You watch the boy’s eyes turn to the visible remains of his biscuit, half hidden in the mud. You are reminded of Mr Balthazard’s words: “These conditions really help the germs that spread diarrhoea. There is so much rubbish around, kids are bound to pick it up or end up playing in it.”
His name is Mohammad Faiq, aged four. When Isis approached his village in Hawija, Iraq, he and his Kurdish family fled to what they claim was an unwelcoming Turkey. They crossed to Greece in a dilapidated boat, and pushed on through Europe. From the family tent comes the sound of constant wailing.
Mohammad’s one-year-old sister Maily has a fever, caused, they suspect, by the cold and damp weather.
“She was crying all night,” says her mother Shahen, 28.
The family have been here 65 days – In Grande-Synthe, everyone seems to count the days, almost as if counting down a prison sentence.

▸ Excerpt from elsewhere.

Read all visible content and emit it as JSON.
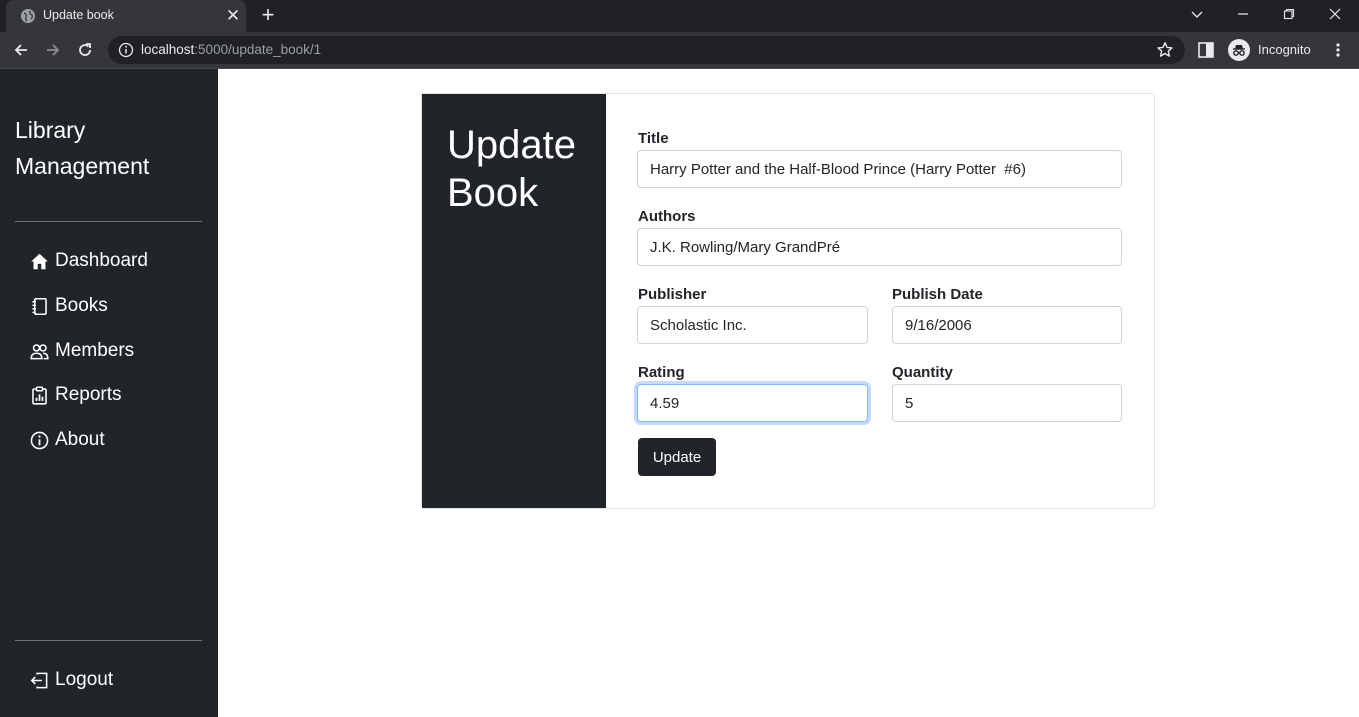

“I cry every night,” says Shahen. “I never imagined I would see a place like this.”
We squelch on. As feet pass over it, the rug outside Gona Ahmed’s tent merges with the mud. Mrs Ahmed, 32, is alone with her four children Ariena, three, Brwa, five, Balen, eight, and Karina, 10.
Her husband Mohamed, a Kurdish Peshmerga fighter, is in an Iraqi hospital after being blinded in one eye and losing his right arm fighting Isis. We are asked not to enquire further about what happened when Isis overran her village, for fear of distressing her further. Mrs Ahmed’s friends talk of her and her children being forced to watch the beheading of a fellow villager.
We ask, instead, about the camp. Her face crumples.
“Is there any hope the UK will take us? I just want to be able to tell my children there is hope for them.”
There is, of course, another side to the story of Grande-Synthe. It can be seen across the road from the camp, in what was once a quiet housing estate, but now has a police riot squad van parked at its entrance, as a steady stream of refugees wanders through the suburban streets.
It can, perhaps, be seen more menacingly in the first round of this month’s French regional elections. In Grande-Synthe, the far-right Front National got 43 per cent of the vote. There is also little doubt that Grande-Synthe’s sudden population explosion owes much to refugees – and people smugglers – reckoning that security improvements around the Channel Tunnel make the port of Dunkirk a better option for sneaking into the UK.
But there are glimmers of hope. The town council and MSF have a plan to shift the camp to a new area and provide enough heated tents for 2,500 people. And today, just before they were due to announce their plans at a press conference, the French Interior Minister Bernard Cazeneuve invited Grande-Synthe’s mayor Damien Carême to Paris for talks.
The two are meeting tonight. It remains to be seen what action will ensue, and whether it will assuage the anger of aid workers like Jean-François Corty, the director of domestic programmes for Doctors of the World.
“This is France,” he said, before news of the mayor’s meeting with Mr Cazeneuve. “The sixth richest country in the world. We have capacity to provide food and clean water for people fleeing war.”